It was a lovely, clear morning. The sun had been warming the air and the temperature stood around the 65 degree mark. The wind was calm and bird song filled the air. I expected Julie Andrews to waft by ― yodeling ― at any moment. Sadly, we must have just missed her.
Upon reaching the base of Gschwandtkopf we discovered that the ski lift was running, and, for a moment, were sorely tempted to take the easy way up the mountain. I, however, remembered a passage out of Hemingway that seemed to pertain to this situation. According to the master, when he first began skiing the Alps after World War I, there were no ski lifts and skiers had to hike to the top before setting off. He theorized that this climbing strengthened the skier's legs to such a degree that the more common skiing injuries ― fractures, twists, and strains ― were avoided. The convenience of the ski lift made the skier weaker. I think Hem would have been proud of us for choosing to leg it up the mountain.
The leg-strengthening, Hemingway-approved, route up the mountain, was a gravel service road. It switchbacked up the green hill like an intoxicated brown snake. Annie and I ascended slowly. As we climbed, foothills that surround Seefeld fell away, allowing the mountains to fill the horizon. The higher we went, the more these peaks dominated the skyline. A spectacular panorama, and for a moment, I could understand the compulsion that drives some people to scale the great mountains. In the distance, a paraglider hovered almost motionless in the ridge lift rising along the face of Harmelekopf, fixed like a great yellow butterfly pinned to the green velvet of the mountain.
About 2/3rds of the way up, we took a break so that I could take a few photos. Hohe Munde had breached to the west, and for once, it was not covered in clouds. I rolled around on the alpine grass, clicking away with the camera. It was not until I rejoined Annie that I realized I was missing something. My glasses, which I thought were safely stowed in my camera case, had gone missing. I frantically searched all the pockets and the pouches of my case. Nothing. I surveyed the great green ski slope that stretched out below us; my spirits sank into my hiking boots. Where would a person even begin looking for a small set of glasses in the hundreds of acres of grass?
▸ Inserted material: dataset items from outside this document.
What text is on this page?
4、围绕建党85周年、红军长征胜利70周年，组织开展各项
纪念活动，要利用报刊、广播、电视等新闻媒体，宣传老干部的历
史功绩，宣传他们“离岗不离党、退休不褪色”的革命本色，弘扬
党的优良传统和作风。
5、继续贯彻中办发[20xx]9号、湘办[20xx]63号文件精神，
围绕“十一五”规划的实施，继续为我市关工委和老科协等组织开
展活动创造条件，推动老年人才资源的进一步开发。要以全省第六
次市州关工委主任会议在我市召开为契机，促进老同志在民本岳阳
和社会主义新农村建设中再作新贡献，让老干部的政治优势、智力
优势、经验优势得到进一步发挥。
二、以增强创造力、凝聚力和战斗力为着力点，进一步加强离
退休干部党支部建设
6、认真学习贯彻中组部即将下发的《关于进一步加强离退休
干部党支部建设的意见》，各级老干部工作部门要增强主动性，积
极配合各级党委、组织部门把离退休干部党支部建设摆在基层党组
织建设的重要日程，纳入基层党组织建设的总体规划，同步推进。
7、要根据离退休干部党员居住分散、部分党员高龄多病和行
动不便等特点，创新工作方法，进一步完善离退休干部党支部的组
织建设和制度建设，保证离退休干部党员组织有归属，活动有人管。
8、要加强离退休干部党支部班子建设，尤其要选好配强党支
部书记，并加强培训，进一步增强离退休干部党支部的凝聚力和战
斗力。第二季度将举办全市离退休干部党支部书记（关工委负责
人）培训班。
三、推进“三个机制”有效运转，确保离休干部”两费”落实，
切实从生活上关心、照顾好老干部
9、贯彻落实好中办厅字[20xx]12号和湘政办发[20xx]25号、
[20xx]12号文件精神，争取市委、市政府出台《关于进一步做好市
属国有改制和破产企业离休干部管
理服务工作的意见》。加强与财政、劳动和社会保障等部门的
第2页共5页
This was not good: I only had one pair of glasses. They would not be easy to replace, and I considered how awful it would be to spend the next three months traveling without them. It was essential I find them, but how? We retraced our steps, trudging forlornly down the hill for 20 meters or so, hoping to see them, but, of course, the odds were against us.
Then I had two bright ideas. The first was to remember that as I had been photographing Hohe Munde, shadows from the ski lift chairs passing overhead had been crawling into my viewfinder at even intervals; I'd been pressing the shutter between shadows, to avoid having them in the frame. Consequently, the place where I lost my glasses would be located beneath the cable of the ski lift.
Once we placed ourselves back on this line, I realized that a second line could be calculated by looking at the pictures I had taken. I pulled my first picture of Hohe Munde up on the camera display (this wouldn't have worked with a film camera; score one point for digital) and noted where the foreground trees stood in relation to the background peaks. We then followed the line of chair lift shadows down the hill until our real world view of trees and mountains matched the camera's record. Triangulation.
Annie and I spread out and started walking back up the hill. Within a minute I saw glass and steel glinting in the grass. I cannot overstate the deep sense of relief I felt. I pushed my glasses firmly back on my face, and with a feeling of great thankfulness to Pythagoras and the muses of Trignometry, we returned to our ascent.
Perched atop Gschwandtkopf is the chair lift terminus and a ski lodge, the Otzi Hutte. As a reward for our effort, Annie and I went into the Hutte to purchase some small refreshment. I don't know how they manage to get food and supplies up the mountainside, but the prices certainly reflected the logistical problem. Expensive water...
After admiring the views from the peak, we decided to reward our exertions with a descent on the chair lift. The lift had been mostly empty as we had climbed the mountain, but now there was a steady stream of people riding its iron seats aloft. Coming down was great fun, soaring out over the green slope, with tremendous views in three directions. All too soon our ride was over and we were back on the Seefeldian plain.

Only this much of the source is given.